I was feeling a bit under the weather, so instead of jiu-jitsu I went weight training.
Just Tell Me ‘Bout Them Lifts, Bro
Front squats 4×5, snatch grip deadlifts 3×10, sumo deadlifts 3×10, cuban press 3×10, L-laterial raises 3×10, cable rows 3×10 and finished with my hip exercises.
My numbers for the snatch and sumo deadlifts are really low. I could only pull 30 kilos. Same with my other exercises, just low-weight high-rep. Not really building strength, but just enough to keep fit.
Gimmie A Finisher, Bro
If you aren’t aware of the Cuban Press, then here it is. One of the best ways to maintain shoulder health and stability because it works the rotator cuff. External rotations and laterial raises, via side-lying or pulleys, are other exercises that work the rotator cuff.
A weak rotator cuff means a weak shoulder, and a weak shoulder is one that is susceptible to injuries. Obviously weak shoulders are a bad thing in jiu-jitsu.
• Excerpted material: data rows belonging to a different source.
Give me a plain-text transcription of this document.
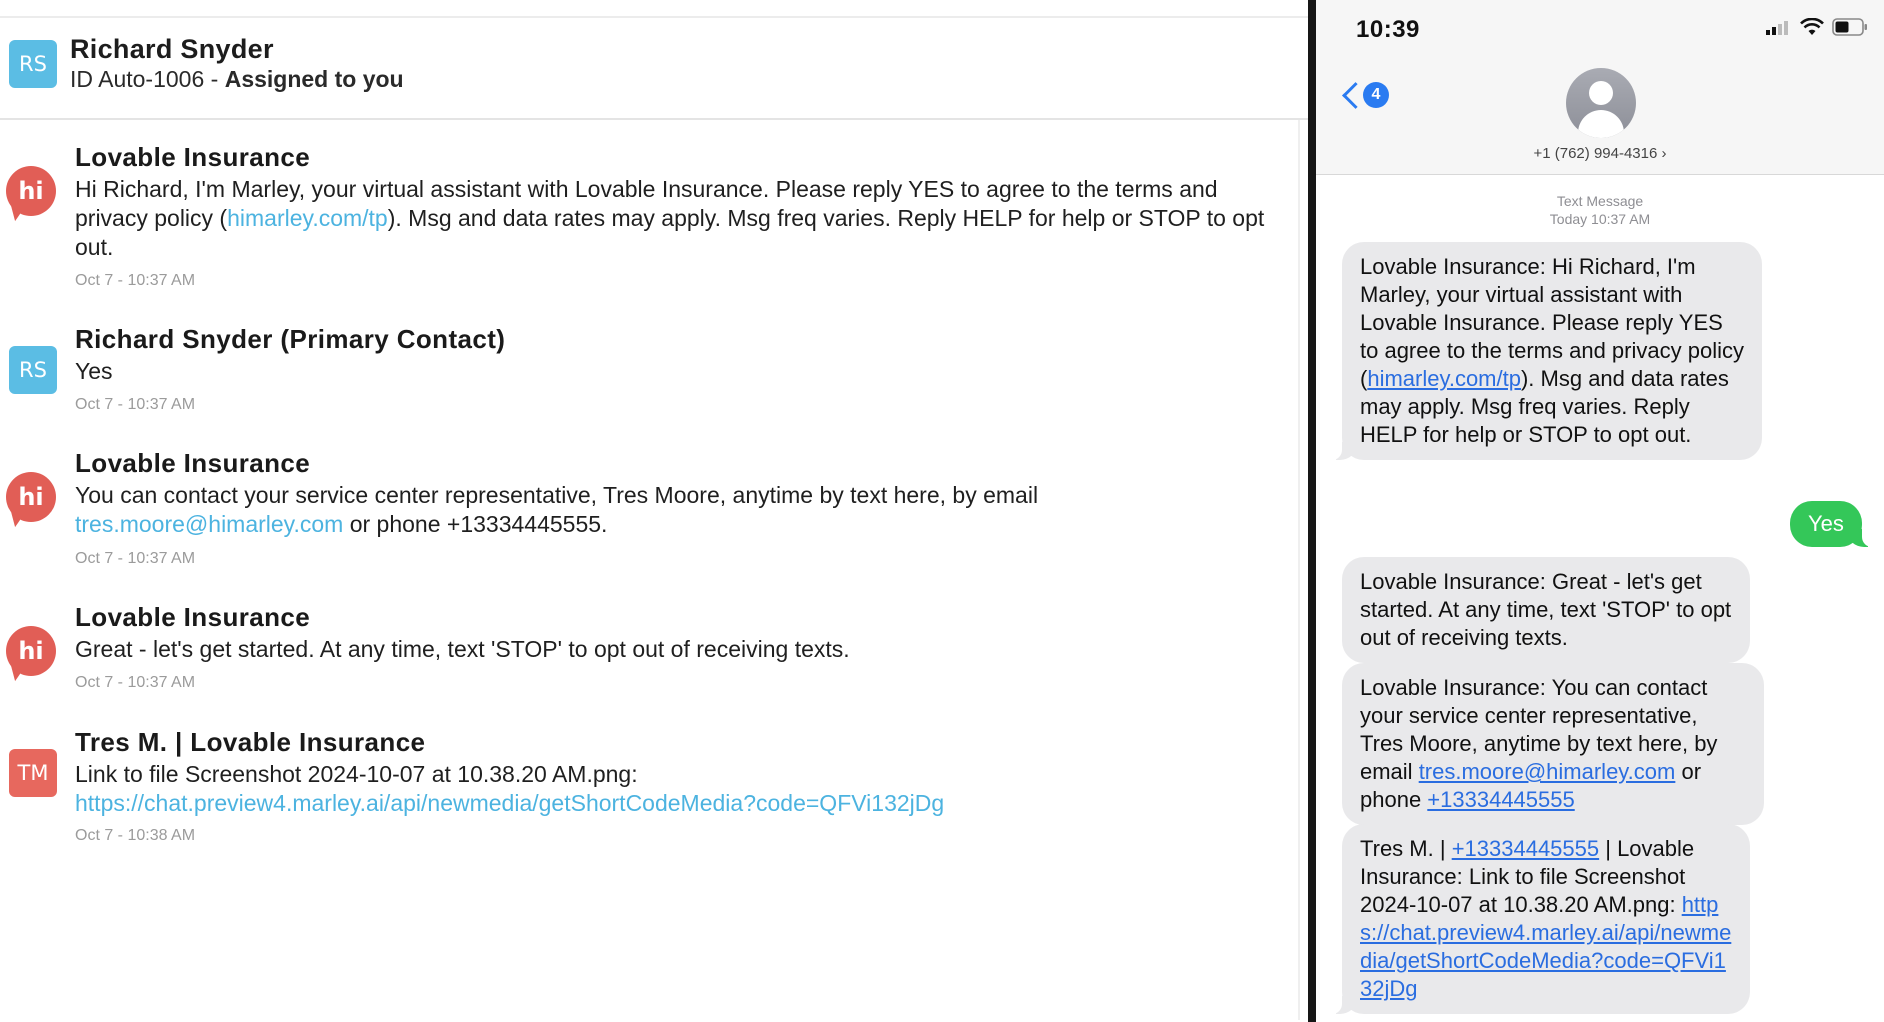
RS Richard Snyder
ID Auto-1006 - Assigned to you
hi
Lovable Insurance
Hi Richard, I'm Marley, your virtual assistant with Lovable Insurance. Please reply YES to agree to the terms and privacy policy (himarley.com/tp). Msg and data rates may apply. Msg freq varies. Reply HELP for help or STOP to opt out.
Oct 7 - 10:37 AM
RS
Richard Snyder (Primary Contact)
Yes
Oct 7 - 10:37 AM
hi
Lovable Insurance
You can contact your service center representative, Tres Moore, anytime by text here, by email tres.moore@himarley.com or phone +13334445555.
Oct 7 - 10:37 AM
hi
Lovable Insurance
Great - let's get started. At any time, text 'STOP' to opt out of receiving texts.
Oct 7 - 10:37 AM
TM
Tres M. | Lovable Insurance
Link to file Screenshot 2024-10-07 at 10.38.20 AM.png:
https://chat.preview4.marley.ai/api/newmedia/getShortCodeMedia?code=QFVi132jDg
Oct 7 - 10:38 AM
10:39
4
+1 (762) 994-4316 ›
Text Message
Today 10:37 AM
Lovable Insurance: Hi Richard, I'm Marley, your virtual assistant with Lovable Insurance. Please reply YES to agree to the terms and privacy policy (himarley.com/tp). Msg and data rates may apply. Msg freq varies. Reply HELP for help or STOP to opt out.
Yes
Lovable Insurance: Great - let's get started. At any time, text 'STOP' to opt out of receiving texts.
Lovable Insurance: You can contact your service center representative, Tres Moore, anytime by text here, by email tres.moore@himarley.com or phone +13334445555
Tres M. | +13334445555 | Lovable Insurance: Link to file Screenshot 2024-10-07 at 10.38.20 AM.png: https://chat.preview4.marley.ai/api/newmedia/getShortCodeMedia?code=QFVi132jDg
If you notice in the video, there is no weight being used. That’s because the aim is to work the muscles, not fatigue them. The rotator cuffs help to contribute to the overall strength of the shoulder, so overtraining these muscles isn’t a good thing.
Feel free to add the cuban press, as well as other shoulder health exercises, on the workout days that aren’t upper body days and hopefully there’ll be some improvement in strength and mobility.